The traditional colors of Christmas are red and green, “the holly and the ivy” of the English Carol. Then, of course, there’s “white,” of the “I’m Dreaming of a White Christmas” variety. And black as in the “Black Nativity” — the popular production of Langston Hughes Nativity story, now playing at the Moore Theater.
What about blue? That’s another color for Christmas, made popular by another king, Elvis, who sang, “It’s gonna be a blue Christmas without you.”
These days “blue Christmas” has taken on a life of its own as an increasing number of religious congregations offer Longest Night/ Blue Christmas services or programs, on or around December 21, the longest night of the year.
The idea of the Blue Christmas or Longest Night service is that not everyone finds Christmas the season “to be jolly.” For all sorts of reasons, people may find themselves feeling lonely, wistful, grief-laden or sad in the season of gladness and cheer.
I was recently contacted by an editor who’s thinking ahead to next year and suggesting topics for a book of seasonal reflections and meditations. She wanted to include both sides, or perhaps all the colors, of Christmas, including blue. So her list of topics for reflections/ meditations was, I thought, suggestive and interesting:
“Dreading Going Home”
“I Don’t Have Money”
“I’m Not Invited to Any Parties”
“I’m On a Diet”
“I Hate to Decorate My House”
“It’s My First Christmas Without _______”
There really are lots of things that may trigger a special sadness or grief this time of year and cast a blue shade over things. And I suspect many of you readers can easily add to the list. Another that comes to mind is, “We Just Had a Miscarriage.” And certainly the list ought to include, “I Don’t Have a Job.” Or, “The Office Christmas Party Just Sucks.”
The value of the Blue Christmas/ Longest Night services is at least two-fold. One, it gives people who are experiencing struggles around some of these issues a place to remember and be remembered, a place and time to “tell it like it is” without cover-up or pretense.
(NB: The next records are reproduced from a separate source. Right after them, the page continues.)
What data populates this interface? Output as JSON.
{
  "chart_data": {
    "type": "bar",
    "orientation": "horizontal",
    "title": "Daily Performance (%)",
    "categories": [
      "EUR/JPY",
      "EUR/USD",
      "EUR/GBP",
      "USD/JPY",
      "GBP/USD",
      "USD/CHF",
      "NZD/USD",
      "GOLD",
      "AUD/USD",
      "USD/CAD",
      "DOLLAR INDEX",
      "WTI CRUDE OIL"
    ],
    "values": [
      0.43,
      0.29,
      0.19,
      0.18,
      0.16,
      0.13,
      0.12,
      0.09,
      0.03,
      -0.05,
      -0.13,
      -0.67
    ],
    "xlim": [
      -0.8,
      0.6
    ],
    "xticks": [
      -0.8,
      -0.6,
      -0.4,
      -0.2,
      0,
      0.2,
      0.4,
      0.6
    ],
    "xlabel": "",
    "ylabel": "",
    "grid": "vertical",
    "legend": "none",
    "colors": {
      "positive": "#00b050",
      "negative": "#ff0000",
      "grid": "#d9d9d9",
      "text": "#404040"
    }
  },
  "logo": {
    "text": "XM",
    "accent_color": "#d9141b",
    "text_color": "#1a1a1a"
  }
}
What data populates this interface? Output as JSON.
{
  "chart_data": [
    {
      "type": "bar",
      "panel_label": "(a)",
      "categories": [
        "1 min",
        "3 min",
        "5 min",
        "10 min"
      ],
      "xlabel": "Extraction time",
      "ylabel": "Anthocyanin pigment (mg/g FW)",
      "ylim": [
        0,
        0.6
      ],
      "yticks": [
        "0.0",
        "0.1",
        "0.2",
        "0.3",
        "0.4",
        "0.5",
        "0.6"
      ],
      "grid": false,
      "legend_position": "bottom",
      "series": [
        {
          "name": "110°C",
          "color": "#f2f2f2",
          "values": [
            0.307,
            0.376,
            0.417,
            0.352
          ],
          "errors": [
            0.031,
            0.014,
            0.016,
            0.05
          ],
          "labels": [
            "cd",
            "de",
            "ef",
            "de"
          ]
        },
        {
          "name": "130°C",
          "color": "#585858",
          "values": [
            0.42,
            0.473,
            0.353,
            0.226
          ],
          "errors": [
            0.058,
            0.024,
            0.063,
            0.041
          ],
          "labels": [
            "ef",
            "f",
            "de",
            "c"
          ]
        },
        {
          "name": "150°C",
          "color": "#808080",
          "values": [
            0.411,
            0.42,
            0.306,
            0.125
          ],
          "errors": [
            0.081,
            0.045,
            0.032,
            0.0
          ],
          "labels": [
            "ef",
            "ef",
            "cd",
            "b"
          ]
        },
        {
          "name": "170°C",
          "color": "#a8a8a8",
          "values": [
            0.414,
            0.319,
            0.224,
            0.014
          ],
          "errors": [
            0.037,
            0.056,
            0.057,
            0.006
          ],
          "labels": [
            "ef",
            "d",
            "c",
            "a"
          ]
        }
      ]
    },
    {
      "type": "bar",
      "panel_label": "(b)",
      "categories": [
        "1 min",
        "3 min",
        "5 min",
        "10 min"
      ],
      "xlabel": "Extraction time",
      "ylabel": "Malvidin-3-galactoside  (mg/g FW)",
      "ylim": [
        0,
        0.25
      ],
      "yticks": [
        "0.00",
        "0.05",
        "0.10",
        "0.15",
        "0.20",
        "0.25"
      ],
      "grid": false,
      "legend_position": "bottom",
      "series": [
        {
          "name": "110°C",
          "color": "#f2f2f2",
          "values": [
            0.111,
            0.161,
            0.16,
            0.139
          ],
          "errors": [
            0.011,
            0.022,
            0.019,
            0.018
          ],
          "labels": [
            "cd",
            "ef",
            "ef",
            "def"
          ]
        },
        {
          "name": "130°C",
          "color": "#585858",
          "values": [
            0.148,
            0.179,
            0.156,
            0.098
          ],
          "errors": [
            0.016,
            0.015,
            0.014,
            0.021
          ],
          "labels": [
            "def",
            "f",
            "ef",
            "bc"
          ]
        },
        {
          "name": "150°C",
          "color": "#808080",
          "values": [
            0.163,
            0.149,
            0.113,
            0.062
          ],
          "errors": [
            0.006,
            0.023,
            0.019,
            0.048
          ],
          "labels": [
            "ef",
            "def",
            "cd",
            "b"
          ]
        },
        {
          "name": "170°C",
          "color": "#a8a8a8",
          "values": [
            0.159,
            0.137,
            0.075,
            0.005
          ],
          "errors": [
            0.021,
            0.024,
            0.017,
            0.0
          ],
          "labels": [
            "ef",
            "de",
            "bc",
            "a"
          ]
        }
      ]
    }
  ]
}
The blue Christmas tradition also reminds all of us that there are all sorts of reasons that this season can be hard; that some of the expectations and experiences that bring cheer to many, trigger different and more complicated feelings for others.
The other night I was with a group of carolers who stopped in to sing first at a retirement home and next at a low-income residential facility for people with chronic disabilities and mental illness. Christmas isn’t all good cheer in such settings. Its mixed and often poignant.
But perhaps it is worthwhile to remind ourselves that the first Christmas wasn’t all comfort and joy either. The Christmas story is a nuanced and complex one. It’s not a cover-up of all that is hard in life. It is rather perceiving an outline of grace amid life’s pain and tragedy.
Take the opening lines of Luke’s version of the Christmas Story, “In those days a decree went out from Caesar Augustus that all the world should be registered.” Joseph and Mary made a difficult and ill-timed (at least in some ways) journey, because the absolute and oppressive power of an occupying empire and its army compelled them to do so. Moreover, shortly after the birth of Jesus, Joseph and Mary found themselves refugees fleeing to Egypt (this in Matthew’s Gospel) to escape the pogrom Herod had launched aimed at all Hebrew newborn boys. Their story is mirrored in that of contemporary refugees crossing danger zones and hoping to find a safe camp.
Then there’s the fact that Mary is pregnant without benefit of marriage. Initially Joseph planned to divorce her, which was what, according to cultural norms of the time, an upright man ought to have done. But Joseph decided, probably at risk of sanction and embarassment, to stand by the woman to whom he was engaged. Must have been hard for them both, in different ways. Who knows how their families reacted to it all.